Toyota May Pay $1 Billion To Settle Unintentional Accelerations Claims
Toyota is expected to announce a billion dollar settlement with the U.S. government for failing to disclose complaints by drivers that its cars were accelerating unintentionally. News of the negotiations were reported by the Wall Street Journal.
The issue first hit the deadlines when Mark Saylor, an off duty police officer, was killed together with his family when his car failed to slow down on a highway in San Diego in 2009. The details of his final moments were captured in a phone call that he made to emergency services.
Auto-safety advocates called for criminal charges against Toyota after 34 deaths and hundreds of injuries were documented from sudden acceleration. The U.S. Securities and Exchange Commission and federal prosecutors in the New York district attorney's office began investigating the company in 2010.
"If Toyota had been an honorable company and recalled the defective vehicles when it first learned of the problems in 2003/2004, or perhaps even earlier, and taken steps to redesign subsequent production, many of the resulting deaths and injuries would not have occurred," Joan Claybrook, the former head of the National Highway Traffic Safety Administration (NHTSA) told a hearing in the U.S. Congress in 2010.
"Now the only remedy for the families of these Toyota victims is a product liability lawsuit and payment by Toyota for the death - a few dollars for each precious life," she added.
An NHTSA investigation published in 2011 has failed to determine the cause of the unintentional acceleration.
The company continues to deny that its products are at fault. "In the nearly four years since this inquiry began, we've made fundamental changes to become more responsive and customer focused, and we're committed to continue to improve," Julie Hamp, a Toyota spokeswoman, told reporters in an emailed statement. "Toyota continues to cooperate with the U.S. attorney's office in this matter."
Just last week Toyota recalled 1.9 million Prius vehicles after discovering a programming error that could cause their gas-electric hybrid systems to shut down. The company has recalled five million cars a year for the last two years to fix problems.
Critics of the agreement say that the federal government is allowing companies to buy their way out of criminal prosecution, noting that multi-billion dollar settlements have become the normal way to deal with criminal charges.
"Regulators, prosecutors and attorneys general have learned a valuable lesson from their private counterparts, class-action attorneys. Build a big enough case, and the target company will settle," writes Daniel Fisher at Forbes, noting that company's cannot afford to take the risk of being judged by a jury. "There's a problem when government officials adopt this sort of regulation, however.
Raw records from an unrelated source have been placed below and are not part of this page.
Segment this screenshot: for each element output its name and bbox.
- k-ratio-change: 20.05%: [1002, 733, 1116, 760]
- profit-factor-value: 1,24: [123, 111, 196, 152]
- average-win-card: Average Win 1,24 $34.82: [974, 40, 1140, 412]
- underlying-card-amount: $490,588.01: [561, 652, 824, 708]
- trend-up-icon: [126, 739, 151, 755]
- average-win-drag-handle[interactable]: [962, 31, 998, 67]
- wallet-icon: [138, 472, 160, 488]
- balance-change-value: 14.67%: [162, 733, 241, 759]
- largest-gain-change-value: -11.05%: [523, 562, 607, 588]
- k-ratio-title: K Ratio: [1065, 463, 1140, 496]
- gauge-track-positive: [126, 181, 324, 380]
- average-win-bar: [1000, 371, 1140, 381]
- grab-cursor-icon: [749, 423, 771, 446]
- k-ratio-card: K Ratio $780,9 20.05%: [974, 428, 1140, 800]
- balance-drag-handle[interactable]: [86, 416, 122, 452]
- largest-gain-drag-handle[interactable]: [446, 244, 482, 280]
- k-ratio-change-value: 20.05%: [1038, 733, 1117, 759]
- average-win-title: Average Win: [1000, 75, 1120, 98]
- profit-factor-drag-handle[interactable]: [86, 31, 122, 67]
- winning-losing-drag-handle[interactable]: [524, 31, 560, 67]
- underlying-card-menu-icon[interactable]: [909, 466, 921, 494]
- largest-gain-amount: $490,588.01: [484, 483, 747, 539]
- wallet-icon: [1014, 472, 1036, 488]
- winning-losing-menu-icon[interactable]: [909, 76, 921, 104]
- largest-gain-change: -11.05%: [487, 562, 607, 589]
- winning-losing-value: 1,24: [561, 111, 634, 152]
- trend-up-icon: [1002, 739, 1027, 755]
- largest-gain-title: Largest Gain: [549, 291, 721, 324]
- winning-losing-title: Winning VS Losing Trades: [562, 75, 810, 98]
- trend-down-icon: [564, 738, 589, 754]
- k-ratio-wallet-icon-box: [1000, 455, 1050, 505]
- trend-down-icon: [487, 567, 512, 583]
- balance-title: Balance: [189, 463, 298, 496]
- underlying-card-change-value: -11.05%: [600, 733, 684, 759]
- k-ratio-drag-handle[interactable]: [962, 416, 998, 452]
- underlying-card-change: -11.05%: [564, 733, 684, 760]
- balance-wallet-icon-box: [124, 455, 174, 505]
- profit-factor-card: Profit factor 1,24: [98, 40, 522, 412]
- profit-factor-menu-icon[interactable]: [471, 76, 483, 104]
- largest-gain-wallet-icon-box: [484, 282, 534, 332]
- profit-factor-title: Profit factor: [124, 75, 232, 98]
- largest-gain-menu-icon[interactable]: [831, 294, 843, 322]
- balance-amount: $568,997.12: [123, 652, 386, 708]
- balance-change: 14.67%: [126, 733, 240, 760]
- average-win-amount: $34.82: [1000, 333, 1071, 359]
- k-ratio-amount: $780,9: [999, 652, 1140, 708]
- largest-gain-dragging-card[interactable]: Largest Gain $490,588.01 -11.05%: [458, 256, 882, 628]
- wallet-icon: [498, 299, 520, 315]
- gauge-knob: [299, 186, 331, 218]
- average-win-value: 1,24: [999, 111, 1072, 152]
It invites corruption of its own."
Fisher points to the complex $246 billion settlement that the major tobacco companies negotiated to pay over a 25 year period with the attorney generals of over 40 U.S. states in 1997, following which the companies made a $100 million donation to the National Association of Attorney Generals.
Economists also calculated at the time that the settlement also virtually guaranteed that the tobacco industry would actually increase their profits.
Over a dozen years later, a study by the Campaign for Tobacco Free Kids showed that the money paid out by the tobacco companies - $25.7 billion in 2013 - was hardly making a major dent in the finanical cost of cigarette smoking in the U.S. which were estimated at $193 billion a year, including $96 billion in health care costs.
Global profits for the industry in 2012 were estimated at some $35.1 billion on sales of close to $500 billion for the year.